[Question] a simple example: RuntimeError: cuDNN error: CUDNN_STATUS_EXECUTION_FAILED

Hi, I am learning pytorch by building a dnn and I met an error but I don’t know how to fix it, the error and all of the code are put below. I am using python 3.7 cuda 9 in ubuntu 18.10. Thanks a lot in advance!

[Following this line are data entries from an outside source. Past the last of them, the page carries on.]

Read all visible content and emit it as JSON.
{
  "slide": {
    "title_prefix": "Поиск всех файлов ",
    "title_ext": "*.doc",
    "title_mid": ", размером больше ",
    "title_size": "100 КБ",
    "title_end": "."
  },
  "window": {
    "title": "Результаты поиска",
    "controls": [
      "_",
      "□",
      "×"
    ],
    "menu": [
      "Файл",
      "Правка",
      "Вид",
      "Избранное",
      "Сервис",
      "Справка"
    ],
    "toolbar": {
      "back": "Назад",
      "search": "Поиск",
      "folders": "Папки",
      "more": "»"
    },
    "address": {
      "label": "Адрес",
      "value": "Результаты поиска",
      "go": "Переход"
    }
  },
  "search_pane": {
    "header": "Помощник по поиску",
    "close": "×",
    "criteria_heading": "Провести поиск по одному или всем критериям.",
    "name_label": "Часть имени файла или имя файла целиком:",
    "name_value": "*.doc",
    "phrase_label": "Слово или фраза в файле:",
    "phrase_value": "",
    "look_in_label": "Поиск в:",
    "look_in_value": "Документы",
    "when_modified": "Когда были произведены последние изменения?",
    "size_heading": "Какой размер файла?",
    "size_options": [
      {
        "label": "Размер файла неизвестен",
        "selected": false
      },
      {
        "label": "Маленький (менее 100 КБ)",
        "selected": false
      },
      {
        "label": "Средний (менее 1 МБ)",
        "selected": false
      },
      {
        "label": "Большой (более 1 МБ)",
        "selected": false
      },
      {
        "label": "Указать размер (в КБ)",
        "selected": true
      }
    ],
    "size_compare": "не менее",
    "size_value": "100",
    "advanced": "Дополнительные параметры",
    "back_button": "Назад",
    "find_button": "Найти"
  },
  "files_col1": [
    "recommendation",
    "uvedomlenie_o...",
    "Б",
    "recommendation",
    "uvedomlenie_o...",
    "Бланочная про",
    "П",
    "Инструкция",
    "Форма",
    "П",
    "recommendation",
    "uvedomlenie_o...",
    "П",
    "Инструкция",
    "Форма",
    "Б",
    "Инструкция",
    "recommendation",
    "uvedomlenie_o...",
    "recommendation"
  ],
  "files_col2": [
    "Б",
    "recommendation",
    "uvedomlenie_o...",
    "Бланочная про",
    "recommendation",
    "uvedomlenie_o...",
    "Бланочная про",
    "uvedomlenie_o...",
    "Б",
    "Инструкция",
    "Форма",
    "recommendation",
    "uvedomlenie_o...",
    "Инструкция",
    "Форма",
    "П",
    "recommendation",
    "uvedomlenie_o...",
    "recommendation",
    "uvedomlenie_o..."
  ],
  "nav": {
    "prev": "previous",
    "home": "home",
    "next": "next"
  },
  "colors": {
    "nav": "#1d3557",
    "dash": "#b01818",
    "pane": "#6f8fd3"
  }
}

Traceback (most recent call last):
  File "dnn.py", line 54, in <module>
    train(N, D_in, D_out, H, H2, x, y, x_test, y_test, epoch, learning_rate)
  File "dnn.py", line 26, in train
    y_pred = model(x)
  File "/home/research/anaconda3/lib/python3.7/site-packages/torch/nn/modules/module.py", line 489, in __call__
    result = self.forward(*input, **kwargs)
  File "/home/research/anaconda3/lib/python3.7/site-packages/torch/nn/modules/container.py", line 92, in forward
    input = module(input)
  File "/home/research/anaconda3/lib/python3.7/site-packages/torch/nn/modules/module.py", line 489, in __call__
    result = self.forward(*input, **kwargs)
  File "/home/research/anaconda3/lib/python3.7/site-packages/torch/nn/modules/batchnorm.py", line 76, in forward
    exponential_average_factor, self.eps)
  File "/home/research/anaconda3/lib/python3.7/site-packages/torch/nn/functional.py", line 1623, in batch_norm
    training, momentum, eps, torch.backends.cudnn.enabled
RuntimeError: cuDNN error: CUDNN_STATUS_EXECUTION_FAILED
import torch

def train(N, D_in, D_out, H, H2, x, y, x_test, y_test, epoch, learning_rate):
    model = torch.nn.Sequential(
        torch.nn.Linear(D_in, H),
        torch.nn.Dropout(0.5),
        torch.nn.BatchNorm1d(H),
        torch.nn.ReLU(),
        torch.nn.Linear(H, H2),
        torch.nn.Dropout(0.5),
        torch.nn.BatchNorm1d(H2),
        torch.nn.ReLU(),
        torch.nn.Linear(H2, D_out),
        torch.nn.BatchNorm1d(D_out),
        torch.nn.Sigmoid(),
    ).cuda()

    x = x.cuda()
    y = y.cuda()
    x_test = x_test.cuda()
    y_test = y_test.cuda()

    loss_fn = torch.nn.MSELoss(reduction='sum')
    optimizer = torch.optim.Adam(model.parameters(), lr=learning_rate)
    for t in range(epoch):
        y_pred = model(x)
        y_test_pred = model(x_test)

        loss = loss_fn(y_pred, y)
        test_loss = loss_fn(y_test_pred, y_test)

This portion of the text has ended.